Le Parfum d’Irak
Le Parfum d’Irak
Infos techniques du film d'animation "Le Parfum d’Irak"
Titre original
Durée
Date de sortie en France
Pays d'origine
Réalisation
Société de production
Synopsis du film d'animation "Le Parfum d’Irak"
La Fatiha est la première sourate du Coran. Dans la tradition musulmane, c'est aussi le nom qu'on utilise pour la cérémonie d'hommage à un défunt. Aujourd'hui, c'est la fatiha d'Amir, le père de Feurat Alani, journaliste français et irakien. L'occasion pour ses proches de revenir sur l'histoire d'Amir, et pour Feurat de revenir sur sa propre histoire et celle de l'Irak.
Critique du film d'animation "Le Parfum d’Irak"
Coup de coeur
Après le roman graphique et la série du même nom, Leonard Cohen revient avec un long métrage qui prolonge cette exploration intime et politique. Depuis la série, le père du journaliste Feurat Alani est décédé, un événement qui le replonge dans ses souvenirs d’Irak. À travers le regard de l’enfant qu’il a été, mais aussi de l’adulte et du journaliste qu’il est devenu, Feurat Alani poursuit son récit de ce pays qu’il a côtoyé à de nombreuses reprises, marqué par l’exil de ses parents ayant fui l’Irak pour l’Europe.

Les points forts
Quoi de mieux pour découvrir un pays que de le voir à travers les yeux de quelqu’un qui y est intimement lié ? Parfum d’Irak retrace avec sensibilité les événements marquants de l’Irak, de 1989 à nos jours, à travers le regard du journaliste franco-irakien Feurat Alani. Entre souvenirs d’enfance et expériences de reporter, il livre un récit personnel et politique, qui mêle avec brio la petite et la grande histoire. Au-delà du contexte géopolitique, le film interroge l’exil, la quête d’identité, le déracinement et les inégalités entre les pays.
Visuellement, l’animation est d’une grande puissance poétique.
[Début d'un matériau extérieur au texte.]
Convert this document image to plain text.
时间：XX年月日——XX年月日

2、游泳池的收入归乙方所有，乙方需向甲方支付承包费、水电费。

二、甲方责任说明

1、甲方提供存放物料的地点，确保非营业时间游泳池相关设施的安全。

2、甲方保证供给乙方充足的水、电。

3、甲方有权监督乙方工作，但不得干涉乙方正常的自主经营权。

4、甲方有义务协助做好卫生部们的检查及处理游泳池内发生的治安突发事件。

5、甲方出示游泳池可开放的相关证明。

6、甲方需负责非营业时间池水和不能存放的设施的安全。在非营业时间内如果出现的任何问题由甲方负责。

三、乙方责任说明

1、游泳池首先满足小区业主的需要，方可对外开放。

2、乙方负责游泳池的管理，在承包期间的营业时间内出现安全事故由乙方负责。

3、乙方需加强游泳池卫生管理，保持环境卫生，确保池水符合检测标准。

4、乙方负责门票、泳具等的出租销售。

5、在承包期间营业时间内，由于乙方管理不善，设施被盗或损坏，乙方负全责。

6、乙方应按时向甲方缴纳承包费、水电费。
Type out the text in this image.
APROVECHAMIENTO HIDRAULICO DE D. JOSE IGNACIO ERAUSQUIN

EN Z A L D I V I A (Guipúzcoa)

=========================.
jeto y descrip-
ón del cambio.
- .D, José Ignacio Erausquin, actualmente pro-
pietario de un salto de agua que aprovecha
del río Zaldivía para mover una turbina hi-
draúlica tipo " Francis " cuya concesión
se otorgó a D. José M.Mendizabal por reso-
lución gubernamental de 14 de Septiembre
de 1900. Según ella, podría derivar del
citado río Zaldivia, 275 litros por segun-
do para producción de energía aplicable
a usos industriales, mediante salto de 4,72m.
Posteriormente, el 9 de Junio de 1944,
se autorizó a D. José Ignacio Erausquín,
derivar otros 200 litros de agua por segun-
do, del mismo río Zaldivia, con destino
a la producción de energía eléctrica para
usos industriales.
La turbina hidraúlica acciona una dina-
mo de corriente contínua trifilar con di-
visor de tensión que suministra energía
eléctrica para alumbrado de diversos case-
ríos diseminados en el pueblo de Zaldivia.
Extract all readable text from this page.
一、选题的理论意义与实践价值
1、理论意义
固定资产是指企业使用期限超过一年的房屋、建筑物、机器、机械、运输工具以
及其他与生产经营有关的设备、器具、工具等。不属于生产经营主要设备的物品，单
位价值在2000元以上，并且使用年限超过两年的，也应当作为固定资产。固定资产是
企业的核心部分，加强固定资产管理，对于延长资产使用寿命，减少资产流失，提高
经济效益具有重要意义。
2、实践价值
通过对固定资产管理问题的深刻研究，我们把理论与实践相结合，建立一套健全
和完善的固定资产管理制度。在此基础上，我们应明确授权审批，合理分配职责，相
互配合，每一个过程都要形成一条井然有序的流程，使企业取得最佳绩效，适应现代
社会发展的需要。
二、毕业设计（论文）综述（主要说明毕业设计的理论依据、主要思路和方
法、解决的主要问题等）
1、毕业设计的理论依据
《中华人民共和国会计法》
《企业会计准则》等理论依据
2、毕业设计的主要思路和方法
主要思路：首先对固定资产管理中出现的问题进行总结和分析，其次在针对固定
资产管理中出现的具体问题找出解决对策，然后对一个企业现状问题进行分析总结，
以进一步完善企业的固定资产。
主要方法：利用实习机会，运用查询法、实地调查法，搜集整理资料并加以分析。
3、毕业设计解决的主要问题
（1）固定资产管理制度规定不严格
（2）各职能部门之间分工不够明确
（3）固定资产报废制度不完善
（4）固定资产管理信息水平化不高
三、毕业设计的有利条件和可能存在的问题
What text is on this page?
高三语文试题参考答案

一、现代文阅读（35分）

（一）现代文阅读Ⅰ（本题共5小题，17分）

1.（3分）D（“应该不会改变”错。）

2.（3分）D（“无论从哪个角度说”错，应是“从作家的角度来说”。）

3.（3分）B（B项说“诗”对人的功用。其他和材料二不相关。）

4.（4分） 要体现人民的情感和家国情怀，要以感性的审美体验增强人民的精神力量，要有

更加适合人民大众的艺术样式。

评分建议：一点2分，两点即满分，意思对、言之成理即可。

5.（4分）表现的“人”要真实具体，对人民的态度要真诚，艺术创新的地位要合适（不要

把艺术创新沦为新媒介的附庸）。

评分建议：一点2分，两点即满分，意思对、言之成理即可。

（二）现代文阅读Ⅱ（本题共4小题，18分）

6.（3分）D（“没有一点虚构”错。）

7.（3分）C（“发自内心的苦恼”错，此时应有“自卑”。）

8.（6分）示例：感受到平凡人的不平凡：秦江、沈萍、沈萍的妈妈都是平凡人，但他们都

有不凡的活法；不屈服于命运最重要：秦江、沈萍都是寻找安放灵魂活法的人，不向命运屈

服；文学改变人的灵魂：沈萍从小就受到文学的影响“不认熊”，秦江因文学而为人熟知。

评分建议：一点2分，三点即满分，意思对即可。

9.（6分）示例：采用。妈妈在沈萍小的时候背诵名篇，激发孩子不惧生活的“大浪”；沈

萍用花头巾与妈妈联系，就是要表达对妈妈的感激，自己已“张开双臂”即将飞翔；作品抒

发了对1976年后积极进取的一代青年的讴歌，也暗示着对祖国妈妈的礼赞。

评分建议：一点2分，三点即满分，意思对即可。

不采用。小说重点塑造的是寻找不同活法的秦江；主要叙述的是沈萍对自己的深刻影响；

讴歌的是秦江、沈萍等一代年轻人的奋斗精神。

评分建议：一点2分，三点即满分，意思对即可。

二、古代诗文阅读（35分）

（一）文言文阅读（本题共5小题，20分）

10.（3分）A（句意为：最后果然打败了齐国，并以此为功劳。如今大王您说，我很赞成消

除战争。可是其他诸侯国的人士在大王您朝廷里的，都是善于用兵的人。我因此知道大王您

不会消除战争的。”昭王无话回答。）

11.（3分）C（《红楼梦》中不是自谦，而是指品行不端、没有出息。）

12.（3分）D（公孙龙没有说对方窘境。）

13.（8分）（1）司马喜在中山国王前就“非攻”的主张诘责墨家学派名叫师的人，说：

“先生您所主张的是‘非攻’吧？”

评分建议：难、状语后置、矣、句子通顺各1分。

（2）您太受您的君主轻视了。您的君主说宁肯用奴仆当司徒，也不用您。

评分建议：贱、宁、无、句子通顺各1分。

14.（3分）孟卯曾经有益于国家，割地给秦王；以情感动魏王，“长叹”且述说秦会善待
Le style minimaliste en bi- ou trichromie donne une grande force évocatrice aux images. Les traits sont simples, mais chargés de sens, et les choix graphiques, comme l’absence partielle des yeux ou des bouches, traduisent avec subtilité l’émotion et le non-dit. L’animation permet de préserver une certaine pudeur face à la violence de l’Histoire. Quelques images d’archives jalonnent le film, mais l’ensemble reste toujours soutenable. Un détail marquant : les yeux de Feurat Alani restent presque toujours visibles, nous plongeant constamment dans son regard, d’enfant puis d’adulte.
La bande-son complète parfaitement l’ensemble. Le thème principal, repris de la série, est retravaillé avec finesse. Le sound design, précis et mesuré, accompagne le récit sans jamais l’écraser, soulignant silences, tensions ou souvenirs avec une grande justesse.

Les points faibles
On peut ressentir une légère impression de redite si l’on a déjà vu la série. Bien que les designs aient évolué et que le film gagne en fluidité et en profondeur, il reprend en grande partie les mêmes récits. Cela peut créer une sensation de déjà-vu pour les spectateurs familiers de la version initiale.

En conclusion
Le Parfum d’Irak est un film remarquable. Les éléments complémentaires apportés enrichissent vraiment le propos, et le film offre un rythme plus agréable que les épisodes courts et rapides de la série. Si vous souhaitez découvrir ou redécouvrir l’Irak et son histoire complexe, ce film vous accompagnera avec justesse. La clarté du récit est surprenante, et la double perspective, celle de l’enfant puis de l’adulte, offre un regard neuf et profond sur ces événements.